Nonetheless, “Macrocosm” has to walk us through, in painstaking detail, how it all went down. The visit to an alien race, the titular macro virus that Doc inadvertently brought back, the steady infection of the crew, are all things that could have been delivered in a three minute monologue rather than taking us through it step by step.

I am normally in favor of “show don’t tell” as a concept, but there’s nothing especially interesting about the infection. Doc’s a little bit adorable with his enthusiasm for his first away mission. B’Elanna and Tom have some Hepburn-Tracy chemistry at the replicator.
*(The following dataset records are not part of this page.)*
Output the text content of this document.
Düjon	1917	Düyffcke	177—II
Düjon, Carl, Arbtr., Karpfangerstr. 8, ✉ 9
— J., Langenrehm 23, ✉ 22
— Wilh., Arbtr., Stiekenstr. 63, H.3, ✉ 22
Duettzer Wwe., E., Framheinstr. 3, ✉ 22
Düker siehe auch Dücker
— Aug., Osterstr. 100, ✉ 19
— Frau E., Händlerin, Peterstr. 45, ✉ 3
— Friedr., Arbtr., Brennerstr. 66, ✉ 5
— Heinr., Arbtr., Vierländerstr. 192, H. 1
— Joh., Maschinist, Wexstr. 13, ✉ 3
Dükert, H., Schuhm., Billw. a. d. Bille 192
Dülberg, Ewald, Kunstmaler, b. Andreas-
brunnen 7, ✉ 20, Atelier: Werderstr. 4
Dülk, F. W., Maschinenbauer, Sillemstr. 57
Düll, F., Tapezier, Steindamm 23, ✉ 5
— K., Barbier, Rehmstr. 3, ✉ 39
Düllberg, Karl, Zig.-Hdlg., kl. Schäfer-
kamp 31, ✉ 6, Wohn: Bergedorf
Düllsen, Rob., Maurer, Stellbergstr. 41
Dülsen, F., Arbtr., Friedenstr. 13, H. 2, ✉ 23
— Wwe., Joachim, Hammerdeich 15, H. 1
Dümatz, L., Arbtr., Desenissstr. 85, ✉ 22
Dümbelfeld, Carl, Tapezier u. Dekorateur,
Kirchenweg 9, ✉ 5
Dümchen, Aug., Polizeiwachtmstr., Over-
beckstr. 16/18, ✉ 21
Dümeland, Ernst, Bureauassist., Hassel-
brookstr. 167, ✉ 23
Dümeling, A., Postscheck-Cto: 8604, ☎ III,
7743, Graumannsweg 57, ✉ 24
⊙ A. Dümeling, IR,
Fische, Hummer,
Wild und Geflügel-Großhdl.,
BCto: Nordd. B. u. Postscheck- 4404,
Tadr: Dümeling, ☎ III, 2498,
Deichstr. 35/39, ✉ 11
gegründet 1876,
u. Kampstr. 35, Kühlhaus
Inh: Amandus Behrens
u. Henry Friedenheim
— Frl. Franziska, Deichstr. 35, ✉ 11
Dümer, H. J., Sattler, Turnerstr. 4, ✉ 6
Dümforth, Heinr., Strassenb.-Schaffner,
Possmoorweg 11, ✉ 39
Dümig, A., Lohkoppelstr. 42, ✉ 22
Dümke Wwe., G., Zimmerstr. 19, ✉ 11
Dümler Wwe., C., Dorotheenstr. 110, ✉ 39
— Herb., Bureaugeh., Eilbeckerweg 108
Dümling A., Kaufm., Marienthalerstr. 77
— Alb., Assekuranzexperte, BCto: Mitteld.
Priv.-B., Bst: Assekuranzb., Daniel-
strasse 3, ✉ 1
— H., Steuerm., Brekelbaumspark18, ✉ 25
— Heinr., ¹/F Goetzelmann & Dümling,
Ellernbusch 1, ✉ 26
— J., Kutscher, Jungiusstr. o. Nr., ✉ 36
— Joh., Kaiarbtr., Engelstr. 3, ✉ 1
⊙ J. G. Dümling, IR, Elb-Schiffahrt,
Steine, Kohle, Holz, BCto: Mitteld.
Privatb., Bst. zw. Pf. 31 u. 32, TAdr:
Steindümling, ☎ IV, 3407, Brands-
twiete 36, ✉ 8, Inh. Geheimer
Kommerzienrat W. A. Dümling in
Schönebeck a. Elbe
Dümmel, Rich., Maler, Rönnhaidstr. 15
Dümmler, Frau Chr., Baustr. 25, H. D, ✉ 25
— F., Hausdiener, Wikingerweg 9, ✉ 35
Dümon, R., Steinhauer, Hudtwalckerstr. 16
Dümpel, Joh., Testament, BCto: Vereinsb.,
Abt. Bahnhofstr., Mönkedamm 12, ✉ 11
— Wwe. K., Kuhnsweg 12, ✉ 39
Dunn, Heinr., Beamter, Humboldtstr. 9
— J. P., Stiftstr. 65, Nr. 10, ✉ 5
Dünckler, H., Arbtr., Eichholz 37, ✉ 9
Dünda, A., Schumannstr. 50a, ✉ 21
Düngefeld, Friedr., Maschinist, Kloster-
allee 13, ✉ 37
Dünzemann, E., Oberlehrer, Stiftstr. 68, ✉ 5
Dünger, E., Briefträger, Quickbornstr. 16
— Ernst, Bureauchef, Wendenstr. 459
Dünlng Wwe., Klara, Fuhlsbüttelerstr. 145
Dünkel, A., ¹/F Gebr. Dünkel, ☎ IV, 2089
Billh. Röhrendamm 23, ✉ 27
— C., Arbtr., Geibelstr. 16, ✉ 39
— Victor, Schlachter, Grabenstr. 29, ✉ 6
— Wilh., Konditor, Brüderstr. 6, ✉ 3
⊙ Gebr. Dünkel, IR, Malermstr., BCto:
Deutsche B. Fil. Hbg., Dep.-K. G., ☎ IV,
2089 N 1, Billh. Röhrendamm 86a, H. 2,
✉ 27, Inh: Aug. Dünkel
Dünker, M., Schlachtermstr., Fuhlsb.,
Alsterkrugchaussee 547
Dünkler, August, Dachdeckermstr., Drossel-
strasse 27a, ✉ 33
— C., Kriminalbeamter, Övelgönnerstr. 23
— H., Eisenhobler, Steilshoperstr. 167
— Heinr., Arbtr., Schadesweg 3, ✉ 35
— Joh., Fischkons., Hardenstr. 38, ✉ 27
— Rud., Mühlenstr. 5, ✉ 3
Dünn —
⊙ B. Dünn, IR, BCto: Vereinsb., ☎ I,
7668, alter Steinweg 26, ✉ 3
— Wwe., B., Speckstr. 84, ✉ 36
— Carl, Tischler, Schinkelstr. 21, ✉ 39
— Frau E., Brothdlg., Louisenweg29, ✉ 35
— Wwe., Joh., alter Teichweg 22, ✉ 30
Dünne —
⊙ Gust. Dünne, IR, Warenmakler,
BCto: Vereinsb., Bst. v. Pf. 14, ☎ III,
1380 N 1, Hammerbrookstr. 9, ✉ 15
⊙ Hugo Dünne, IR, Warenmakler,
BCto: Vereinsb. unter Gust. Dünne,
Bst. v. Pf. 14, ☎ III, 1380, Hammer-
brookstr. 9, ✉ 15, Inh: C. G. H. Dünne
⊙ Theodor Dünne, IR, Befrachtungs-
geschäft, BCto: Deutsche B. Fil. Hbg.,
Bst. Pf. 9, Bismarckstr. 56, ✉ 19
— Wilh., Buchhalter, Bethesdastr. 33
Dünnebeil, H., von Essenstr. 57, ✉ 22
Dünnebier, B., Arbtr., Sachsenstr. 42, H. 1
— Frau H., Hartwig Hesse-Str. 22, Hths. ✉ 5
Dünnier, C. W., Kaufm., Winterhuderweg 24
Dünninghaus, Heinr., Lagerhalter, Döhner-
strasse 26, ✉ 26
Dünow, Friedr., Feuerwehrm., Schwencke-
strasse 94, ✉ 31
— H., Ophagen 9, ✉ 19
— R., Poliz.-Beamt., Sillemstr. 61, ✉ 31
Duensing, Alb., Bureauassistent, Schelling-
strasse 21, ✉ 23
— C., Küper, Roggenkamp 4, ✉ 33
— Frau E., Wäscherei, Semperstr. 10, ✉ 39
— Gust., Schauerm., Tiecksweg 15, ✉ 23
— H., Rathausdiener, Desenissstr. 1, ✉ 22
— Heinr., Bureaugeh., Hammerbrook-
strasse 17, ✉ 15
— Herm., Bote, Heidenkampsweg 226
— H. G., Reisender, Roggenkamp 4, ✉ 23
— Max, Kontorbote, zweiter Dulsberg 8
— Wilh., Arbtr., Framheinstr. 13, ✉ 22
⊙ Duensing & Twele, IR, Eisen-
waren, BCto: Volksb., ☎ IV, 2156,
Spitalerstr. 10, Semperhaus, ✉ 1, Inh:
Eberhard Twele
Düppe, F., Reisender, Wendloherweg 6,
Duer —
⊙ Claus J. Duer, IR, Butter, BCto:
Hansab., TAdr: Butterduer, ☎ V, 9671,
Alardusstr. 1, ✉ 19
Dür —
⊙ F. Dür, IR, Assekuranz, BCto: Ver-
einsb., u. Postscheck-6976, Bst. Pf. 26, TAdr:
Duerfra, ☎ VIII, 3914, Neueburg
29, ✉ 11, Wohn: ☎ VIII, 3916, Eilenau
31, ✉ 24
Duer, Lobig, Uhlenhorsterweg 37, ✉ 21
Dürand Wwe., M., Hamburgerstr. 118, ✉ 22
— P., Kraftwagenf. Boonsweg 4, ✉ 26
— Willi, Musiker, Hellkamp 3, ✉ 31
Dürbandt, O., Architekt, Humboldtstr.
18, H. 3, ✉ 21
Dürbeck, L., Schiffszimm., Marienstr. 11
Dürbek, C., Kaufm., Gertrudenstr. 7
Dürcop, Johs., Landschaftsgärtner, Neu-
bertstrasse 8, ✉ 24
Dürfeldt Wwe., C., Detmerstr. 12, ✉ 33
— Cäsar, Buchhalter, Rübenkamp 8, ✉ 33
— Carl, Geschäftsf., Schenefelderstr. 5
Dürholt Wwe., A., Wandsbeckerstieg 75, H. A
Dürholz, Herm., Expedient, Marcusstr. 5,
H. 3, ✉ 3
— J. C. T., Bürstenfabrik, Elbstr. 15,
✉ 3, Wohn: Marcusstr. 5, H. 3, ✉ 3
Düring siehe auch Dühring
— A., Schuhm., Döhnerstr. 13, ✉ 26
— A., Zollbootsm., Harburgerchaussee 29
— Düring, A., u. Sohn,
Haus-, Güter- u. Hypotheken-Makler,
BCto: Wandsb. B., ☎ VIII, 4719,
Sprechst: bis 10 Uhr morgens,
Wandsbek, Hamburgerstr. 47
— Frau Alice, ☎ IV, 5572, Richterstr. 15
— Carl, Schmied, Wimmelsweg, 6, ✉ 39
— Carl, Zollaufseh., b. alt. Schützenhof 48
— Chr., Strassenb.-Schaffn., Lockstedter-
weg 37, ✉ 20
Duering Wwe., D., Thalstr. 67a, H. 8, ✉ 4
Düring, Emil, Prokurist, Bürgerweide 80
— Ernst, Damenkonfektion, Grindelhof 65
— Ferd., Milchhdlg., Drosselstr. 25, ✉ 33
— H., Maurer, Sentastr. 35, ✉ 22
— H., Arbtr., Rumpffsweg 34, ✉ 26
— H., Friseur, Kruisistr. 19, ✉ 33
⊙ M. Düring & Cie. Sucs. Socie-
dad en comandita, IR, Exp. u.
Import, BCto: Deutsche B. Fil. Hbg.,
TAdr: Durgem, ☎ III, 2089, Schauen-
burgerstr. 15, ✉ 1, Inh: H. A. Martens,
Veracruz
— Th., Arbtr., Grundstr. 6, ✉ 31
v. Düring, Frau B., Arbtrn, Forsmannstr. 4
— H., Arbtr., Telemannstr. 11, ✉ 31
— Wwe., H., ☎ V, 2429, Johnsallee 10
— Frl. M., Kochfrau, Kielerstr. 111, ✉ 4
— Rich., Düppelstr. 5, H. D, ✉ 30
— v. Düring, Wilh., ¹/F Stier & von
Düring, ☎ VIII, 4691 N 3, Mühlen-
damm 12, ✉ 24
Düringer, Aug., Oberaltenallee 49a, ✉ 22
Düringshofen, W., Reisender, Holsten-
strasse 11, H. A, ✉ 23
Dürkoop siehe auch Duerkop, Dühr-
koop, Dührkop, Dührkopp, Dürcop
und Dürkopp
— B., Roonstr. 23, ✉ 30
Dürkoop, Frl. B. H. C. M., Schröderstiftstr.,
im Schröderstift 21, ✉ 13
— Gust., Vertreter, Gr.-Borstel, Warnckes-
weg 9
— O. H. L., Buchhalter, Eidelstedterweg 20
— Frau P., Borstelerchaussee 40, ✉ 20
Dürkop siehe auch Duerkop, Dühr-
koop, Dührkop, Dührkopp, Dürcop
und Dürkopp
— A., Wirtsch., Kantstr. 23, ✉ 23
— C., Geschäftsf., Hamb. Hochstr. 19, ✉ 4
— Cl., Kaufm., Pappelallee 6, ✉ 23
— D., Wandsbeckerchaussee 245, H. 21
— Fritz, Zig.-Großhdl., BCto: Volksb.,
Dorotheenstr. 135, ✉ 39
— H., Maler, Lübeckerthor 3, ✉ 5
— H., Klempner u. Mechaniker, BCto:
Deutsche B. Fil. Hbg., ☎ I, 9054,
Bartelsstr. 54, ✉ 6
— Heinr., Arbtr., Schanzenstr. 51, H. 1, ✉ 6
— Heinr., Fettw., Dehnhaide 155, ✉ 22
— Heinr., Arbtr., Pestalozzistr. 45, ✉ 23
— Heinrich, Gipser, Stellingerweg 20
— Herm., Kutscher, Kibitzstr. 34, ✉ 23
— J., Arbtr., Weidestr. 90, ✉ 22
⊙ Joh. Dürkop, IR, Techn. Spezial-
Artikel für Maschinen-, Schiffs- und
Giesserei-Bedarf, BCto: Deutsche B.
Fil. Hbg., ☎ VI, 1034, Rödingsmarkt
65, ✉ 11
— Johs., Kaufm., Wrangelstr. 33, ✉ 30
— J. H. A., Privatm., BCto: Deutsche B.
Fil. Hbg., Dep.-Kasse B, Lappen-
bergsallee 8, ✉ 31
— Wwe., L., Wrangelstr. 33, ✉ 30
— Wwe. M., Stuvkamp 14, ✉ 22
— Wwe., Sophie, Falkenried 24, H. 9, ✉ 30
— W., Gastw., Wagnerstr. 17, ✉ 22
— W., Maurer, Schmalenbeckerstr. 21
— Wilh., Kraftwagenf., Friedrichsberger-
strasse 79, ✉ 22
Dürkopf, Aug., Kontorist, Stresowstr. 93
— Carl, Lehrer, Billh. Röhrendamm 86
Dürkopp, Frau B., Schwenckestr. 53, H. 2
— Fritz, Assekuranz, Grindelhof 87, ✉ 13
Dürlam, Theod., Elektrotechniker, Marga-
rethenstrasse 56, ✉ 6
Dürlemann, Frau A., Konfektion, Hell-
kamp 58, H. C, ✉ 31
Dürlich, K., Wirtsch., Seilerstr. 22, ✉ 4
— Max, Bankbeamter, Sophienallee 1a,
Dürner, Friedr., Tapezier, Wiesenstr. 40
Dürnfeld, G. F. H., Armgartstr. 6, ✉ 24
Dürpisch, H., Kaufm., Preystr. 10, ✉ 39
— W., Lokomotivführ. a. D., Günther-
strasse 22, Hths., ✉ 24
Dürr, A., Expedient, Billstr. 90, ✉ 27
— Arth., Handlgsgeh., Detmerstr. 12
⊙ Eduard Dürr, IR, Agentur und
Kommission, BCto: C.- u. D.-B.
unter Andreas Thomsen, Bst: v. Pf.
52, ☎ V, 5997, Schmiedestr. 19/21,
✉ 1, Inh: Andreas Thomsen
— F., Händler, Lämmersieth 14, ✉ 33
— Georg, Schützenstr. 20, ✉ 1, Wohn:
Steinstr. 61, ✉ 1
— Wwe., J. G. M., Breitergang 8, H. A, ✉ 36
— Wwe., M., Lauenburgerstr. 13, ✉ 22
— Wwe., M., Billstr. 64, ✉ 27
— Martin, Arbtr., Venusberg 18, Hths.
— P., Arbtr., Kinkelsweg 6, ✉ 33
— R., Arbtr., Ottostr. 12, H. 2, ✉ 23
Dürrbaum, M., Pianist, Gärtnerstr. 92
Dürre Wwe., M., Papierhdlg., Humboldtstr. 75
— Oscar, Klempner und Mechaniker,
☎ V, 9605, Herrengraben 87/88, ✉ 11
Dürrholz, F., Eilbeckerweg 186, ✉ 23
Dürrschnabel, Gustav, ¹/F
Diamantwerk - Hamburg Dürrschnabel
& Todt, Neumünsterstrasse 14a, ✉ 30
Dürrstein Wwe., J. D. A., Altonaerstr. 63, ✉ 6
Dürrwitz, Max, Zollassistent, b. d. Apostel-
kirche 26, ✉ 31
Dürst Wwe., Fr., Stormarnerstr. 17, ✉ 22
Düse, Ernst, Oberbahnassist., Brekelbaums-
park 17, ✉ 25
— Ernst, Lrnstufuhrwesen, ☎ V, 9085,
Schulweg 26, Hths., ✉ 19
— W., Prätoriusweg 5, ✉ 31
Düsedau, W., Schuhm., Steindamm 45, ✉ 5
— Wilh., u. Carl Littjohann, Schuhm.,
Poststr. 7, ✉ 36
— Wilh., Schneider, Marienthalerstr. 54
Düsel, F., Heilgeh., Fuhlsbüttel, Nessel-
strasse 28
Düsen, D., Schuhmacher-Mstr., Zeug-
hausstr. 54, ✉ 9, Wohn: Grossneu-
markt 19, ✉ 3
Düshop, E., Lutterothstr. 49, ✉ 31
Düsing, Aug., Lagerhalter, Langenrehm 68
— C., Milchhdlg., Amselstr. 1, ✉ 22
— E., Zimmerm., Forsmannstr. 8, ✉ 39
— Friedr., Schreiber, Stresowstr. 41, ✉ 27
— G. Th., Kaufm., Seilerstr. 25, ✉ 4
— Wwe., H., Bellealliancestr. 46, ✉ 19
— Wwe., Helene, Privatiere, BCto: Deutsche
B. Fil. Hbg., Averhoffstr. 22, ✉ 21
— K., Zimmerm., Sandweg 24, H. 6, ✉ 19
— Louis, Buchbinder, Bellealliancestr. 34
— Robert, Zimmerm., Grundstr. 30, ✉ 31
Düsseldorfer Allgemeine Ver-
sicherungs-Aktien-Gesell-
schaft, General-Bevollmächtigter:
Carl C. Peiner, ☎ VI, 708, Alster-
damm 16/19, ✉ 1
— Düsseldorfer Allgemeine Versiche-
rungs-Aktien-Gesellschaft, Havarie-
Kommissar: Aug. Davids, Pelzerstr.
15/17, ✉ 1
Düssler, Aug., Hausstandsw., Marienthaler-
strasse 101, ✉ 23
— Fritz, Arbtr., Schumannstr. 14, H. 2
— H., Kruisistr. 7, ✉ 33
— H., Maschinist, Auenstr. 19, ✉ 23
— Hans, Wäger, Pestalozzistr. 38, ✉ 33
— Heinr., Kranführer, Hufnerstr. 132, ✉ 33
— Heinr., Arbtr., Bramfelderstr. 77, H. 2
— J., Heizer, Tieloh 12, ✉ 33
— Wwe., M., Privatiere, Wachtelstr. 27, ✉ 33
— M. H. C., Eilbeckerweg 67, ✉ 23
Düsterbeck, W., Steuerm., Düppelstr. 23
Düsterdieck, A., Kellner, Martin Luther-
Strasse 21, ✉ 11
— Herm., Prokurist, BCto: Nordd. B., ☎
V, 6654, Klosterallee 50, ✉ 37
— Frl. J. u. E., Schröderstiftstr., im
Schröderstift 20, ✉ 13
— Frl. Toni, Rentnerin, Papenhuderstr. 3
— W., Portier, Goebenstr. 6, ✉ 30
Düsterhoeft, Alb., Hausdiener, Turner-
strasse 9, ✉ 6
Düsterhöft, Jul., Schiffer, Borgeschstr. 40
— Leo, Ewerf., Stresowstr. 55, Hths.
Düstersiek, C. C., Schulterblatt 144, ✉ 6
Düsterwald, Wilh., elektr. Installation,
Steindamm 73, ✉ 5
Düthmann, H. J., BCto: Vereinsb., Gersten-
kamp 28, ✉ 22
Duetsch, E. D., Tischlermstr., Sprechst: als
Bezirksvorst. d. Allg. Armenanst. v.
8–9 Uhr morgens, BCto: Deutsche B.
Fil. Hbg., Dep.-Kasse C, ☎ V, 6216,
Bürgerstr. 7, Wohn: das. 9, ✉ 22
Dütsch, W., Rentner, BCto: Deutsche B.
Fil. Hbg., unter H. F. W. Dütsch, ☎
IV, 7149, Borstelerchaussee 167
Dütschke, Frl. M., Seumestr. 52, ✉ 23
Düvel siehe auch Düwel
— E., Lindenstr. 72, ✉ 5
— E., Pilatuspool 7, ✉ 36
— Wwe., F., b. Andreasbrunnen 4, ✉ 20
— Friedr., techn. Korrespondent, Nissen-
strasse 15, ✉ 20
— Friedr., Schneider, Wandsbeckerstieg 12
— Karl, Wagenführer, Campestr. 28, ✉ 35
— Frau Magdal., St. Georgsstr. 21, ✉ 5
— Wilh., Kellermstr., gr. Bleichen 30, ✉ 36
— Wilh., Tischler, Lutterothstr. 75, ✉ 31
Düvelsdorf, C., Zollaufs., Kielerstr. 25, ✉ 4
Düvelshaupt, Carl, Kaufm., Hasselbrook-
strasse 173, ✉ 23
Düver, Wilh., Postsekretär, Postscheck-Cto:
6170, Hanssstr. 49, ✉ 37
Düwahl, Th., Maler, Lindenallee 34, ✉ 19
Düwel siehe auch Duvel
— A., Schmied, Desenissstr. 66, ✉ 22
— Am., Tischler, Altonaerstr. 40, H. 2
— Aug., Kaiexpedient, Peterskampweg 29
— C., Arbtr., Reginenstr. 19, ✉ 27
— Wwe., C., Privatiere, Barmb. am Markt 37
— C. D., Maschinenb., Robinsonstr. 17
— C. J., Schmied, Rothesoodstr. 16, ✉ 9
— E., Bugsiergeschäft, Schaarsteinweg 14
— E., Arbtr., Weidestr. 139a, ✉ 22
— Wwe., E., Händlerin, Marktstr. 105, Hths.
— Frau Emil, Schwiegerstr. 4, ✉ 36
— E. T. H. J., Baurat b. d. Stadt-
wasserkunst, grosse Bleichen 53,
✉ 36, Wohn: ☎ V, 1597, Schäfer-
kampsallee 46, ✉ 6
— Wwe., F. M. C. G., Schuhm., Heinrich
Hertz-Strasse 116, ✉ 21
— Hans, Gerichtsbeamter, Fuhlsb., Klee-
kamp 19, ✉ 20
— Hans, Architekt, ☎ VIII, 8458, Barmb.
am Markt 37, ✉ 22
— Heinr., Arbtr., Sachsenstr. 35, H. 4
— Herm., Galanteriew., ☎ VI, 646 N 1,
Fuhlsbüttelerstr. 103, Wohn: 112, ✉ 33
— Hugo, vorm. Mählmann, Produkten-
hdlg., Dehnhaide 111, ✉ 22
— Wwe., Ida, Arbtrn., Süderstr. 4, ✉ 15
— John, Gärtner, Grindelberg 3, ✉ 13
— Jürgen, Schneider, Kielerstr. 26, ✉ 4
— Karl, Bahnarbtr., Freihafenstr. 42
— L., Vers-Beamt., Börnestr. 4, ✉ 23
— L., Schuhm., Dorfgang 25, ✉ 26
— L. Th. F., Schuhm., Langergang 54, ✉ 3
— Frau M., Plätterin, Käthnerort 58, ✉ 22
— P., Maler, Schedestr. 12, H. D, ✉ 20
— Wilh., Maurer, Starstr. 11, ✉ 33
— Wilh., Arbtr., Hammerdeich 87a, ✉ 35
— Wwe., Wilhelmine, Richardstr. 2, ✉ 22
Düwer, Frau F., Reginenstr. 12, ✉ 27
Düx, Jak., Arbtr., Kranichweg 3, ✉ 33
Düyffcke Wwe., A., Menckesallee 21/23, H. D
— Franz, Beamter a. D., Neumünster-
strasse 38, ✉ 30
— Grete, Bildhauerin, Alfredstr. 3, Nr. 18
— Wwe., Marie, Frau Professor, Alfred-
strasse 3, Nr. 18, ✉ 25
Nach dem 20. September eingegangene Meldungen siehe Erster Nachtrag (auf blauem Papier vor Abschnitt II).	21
But otherwise, the whole thing goes down about how you’d expect, without any interesting wrinkles to justify spelling this all out for the audience.

Plus, the solution to the problem isn’t especially interesting. The idea that the Doctor manufactured an antidote is a quick fix. The show throws in some appropriate hurdles with the fact that the environmental controls are down, so they can't just release it through the vents. But still, if you’ve seen this type of movie before, you know the method of defeat is inevitable.

There’s something mildly clever about Janeway trying to lure all the remaining buggers on board to the holodeck via the usual beach party program. The show does nicely setup that the macro virus agents are attracted to heat sources, and try to prick the Doctor, so there’s good precedent for Janeway trying to corner them via holographic humanoids But it does seem a little too easy to corral them all in one spot that way.

More to the point, the whole thing’s a little stupid. It’s churlish to complain about plausibility in Star Trek, but the “What if a virus, but really big!” premise is pretty dumb, only a few steps ahead of The Original Series’ evil flying space pancakes. Weird evolutionary things is one of writer Brannon Braga’s favorite hobby horses, and as a friend put it, he just never gets it right.

Likewise, I don’t like to slate Voyager for having bad CGI. The show did well for itself by the standards of a T.V. show in 1996. But to modern eyes, it’s hard to take pixelated, appendage-covered, floating bean bags too seriously. The creative team tries to make up for that by observing JAWS rules -- create suspense by only showing your monster in dribs and drabs. But by the time Janeway’s actively fighting one, the look of the thing renders the whole dust-up pretty silly.

I wouldn’t recommend “Macrocosm” to a casual viewer. Seeing Doc’s first away mission is neat, and there’s the seeds of some interpersonal business that matters down the line. But a good chunk of this episode is some combination of goofy and forgettable.

And yet, the part that isn’t turns out to be pure gold. I wish we could excise the flashback and just get Katherine Janeway: Badass Space Marine, with all the creative chances the show takes, for the whole runtime. Even so, those thrilling interludes alone are worth the price of admission.